Wenn Menschen ganz ohne technische Hilfsmittel eine Identitätsüberprüfung vornehmen wollen, dann verlassen sie sich oft auf ihre Augen. Das funktioniert bis zu einem gewissen Grad auch gut, stößt allerdings an Grenzen. Die Unterscheidung eineiiger Zwillinge dürfte für das menschliche Auge wohl das kniffeligste Problem darstellen. Selbst die eigenen Eltern scheitern mitunter daran. Dabei unterscheiden sich eineiige Zwillinge trotz nahezu identischer DNA durchaus in äußeren Merkmalen wie Fingerabdruck, Gesichtsfalten, Muttermalen oder Irisstruktur. Menschen können diese und andere Feinheiten durchaus erkennen, immer häufiger unterstützt bei der visuellen Identitätsüberprüfung jedoch die Maschine den Menschen. Moderne, mit Algorithmus-Technologie lernende Maschinen können bereits kleinsten Nuancen erkennen. Sie sind auf dem Weg, genauso gut wie der Mensch zu werden. Zudem sind sie finanziell effizienter und werden selbst beim Einsatz rund um die Uhr nicht müde oder unaufmerksam. Das kann den entscheidenden Unterschied ausmachen, etwa bei der sogenannten Presentation Attack Detection (PDA): Wenn sich Max Müller vor dem heimischen PC bei einer Behörde biometrisch authentifiziert, um z.B. die Verlängerung einer staatlichen Geldleistung oder ein amtliches Führungszeugnis zu beantragen, kann eine PDA-App erkennen, ob Max sein echtes Gesicht in die Kamera hält – oder ob ein Unbefugter ein Foto oder Video von Max verwendet. Zusammen mit einem zweiten Faktor, wie einer PIN oder einem Token, kann die Identitätsüberprüfung dann sicher funktionieren.

Auch bei Grenzkontrollen leisten Maschinen schon seit geraumer Zeit wertvolle Dienste und müssen mit immer mehr Arbeit zurechtkommen: Weltweit soll die Passagierzahl an Flughäfen bis 2024 wieder das Niveau vor Corona erreicht haben, prognostiziert die International Air Transport Association (IATA). Dabei wird die streng blickende Grenzbeamtin immer häufiger unterstützt von E-Gates. G+D hat weltweit bereits mehr als 400 dieser automatisierten Grenzkontrollsysteme installiert und in Betrieb genommen. Flughäfen und Grenzschutz können so mit dem vorhandenen Personal viel mehr Passagiere abfertigen.

Manchmal jedoch will man gerade keine Identitätserkennung – etwa, wenn autonom fahrende Autos die PKW-Kennzeichen anderer Verkehrsteilnehmer filmen.
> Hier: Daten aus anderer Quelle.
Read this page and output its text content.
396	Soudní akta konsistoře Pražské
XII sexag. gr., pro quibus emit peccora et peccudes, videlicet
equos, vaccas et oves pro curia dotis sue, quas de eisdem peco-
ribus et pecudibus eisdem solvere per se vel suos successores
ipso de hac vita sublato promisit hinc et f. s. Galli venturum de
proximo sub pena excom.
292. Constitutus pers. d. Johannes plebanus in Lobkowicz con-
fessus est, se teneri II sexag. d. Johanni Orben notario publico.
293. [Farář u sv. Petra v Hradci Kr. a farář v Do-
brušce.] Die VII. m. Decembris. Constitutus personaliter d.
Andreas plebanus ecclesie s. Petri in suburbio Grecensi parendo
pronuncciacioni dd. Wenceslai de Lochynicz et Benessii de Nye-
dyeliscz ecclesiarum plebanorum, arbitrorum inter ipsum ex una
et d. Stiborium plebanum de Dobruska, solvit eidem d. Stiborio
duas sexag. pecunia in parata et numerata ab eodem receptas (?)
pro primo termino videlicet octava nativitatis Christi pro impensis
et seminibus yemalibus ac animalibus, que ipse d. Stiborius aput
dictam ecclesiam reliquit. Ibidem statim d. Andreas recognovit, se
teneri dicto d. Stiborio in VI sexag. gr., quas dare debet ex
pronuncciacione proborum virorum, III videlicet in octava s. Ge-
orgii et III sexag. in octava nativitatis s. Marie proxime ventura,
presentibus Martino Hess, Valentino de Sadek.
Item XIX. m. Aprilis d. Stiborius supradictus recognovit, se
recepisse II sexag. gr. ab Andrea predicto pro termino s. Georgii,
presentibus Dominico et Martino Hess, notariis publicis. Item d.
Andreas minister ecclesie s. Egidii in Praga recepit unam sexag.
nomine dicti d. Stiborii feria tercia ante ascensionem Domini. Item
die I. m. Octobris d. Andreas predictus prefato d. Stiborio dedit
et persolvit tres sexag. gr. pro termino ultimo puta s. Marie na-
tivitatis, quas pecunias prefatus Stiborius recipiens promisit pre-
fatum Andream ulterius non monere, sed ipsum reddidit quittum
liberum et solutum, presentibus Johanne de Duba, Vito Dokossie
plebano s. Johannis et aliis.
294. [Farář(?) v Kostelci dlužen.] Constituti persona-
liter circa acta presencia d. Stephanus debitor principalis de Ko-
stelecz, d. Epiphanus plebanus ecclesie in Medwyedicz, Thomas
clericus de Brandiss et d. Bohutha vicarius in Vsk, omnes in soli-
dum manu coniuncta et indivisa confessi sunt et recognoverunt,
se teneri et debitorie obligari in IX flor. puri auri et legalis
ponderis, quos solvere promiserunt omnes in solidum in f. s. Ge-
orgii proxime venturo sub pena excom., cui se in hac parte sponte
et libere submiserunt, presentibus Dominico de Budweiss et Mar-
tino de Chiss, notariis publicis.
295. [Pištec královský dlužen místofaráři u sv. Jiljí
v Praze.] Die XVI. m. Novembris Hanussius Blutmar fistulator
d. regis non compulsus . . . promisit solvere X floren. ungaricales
Unsere Investition in die Brighter AI Technologies GmbH erweitert das G+D-Angebot um eine Lösung, die mit Ansätzen der künstlichen Intelligenz gezielt solche Daten aus den Kameradaten entfernt. So wird die Privatsphäre der Bürger geschützt und gleichzeitig erhalten OEMs deutlich mehr Möglichkeiten, ihre datengestützten Systeme zu verbessern.

In der Vergangenheit konnten Maschinen nur das erledigen, wozu sie von Menschen programmiert wurden. Dies ändert sich mit dem Einsatz künstlicher Intelligenz (KI). Schätzungen zufolge werden mit KI im Jahr 2030 bereits rund 16 Billionen US-Dollar erwirtschaftet. Trainierte KI-Modelle können etwa im wichtigen Feld der Identitätsüberprüfung etliche Aufgaben erledigen. Deswegen verfügt KI über großes Disruptionspotenzial. Grund genug für G+D, unternehmensübergreifend über alle Bereiche hinweg eine schlagkräftige KI-Strategie zu entwickeln. Denn intelligente Maschinen können noch sehr viel mehr, als eineiige Zwillinge zu unterscheiden.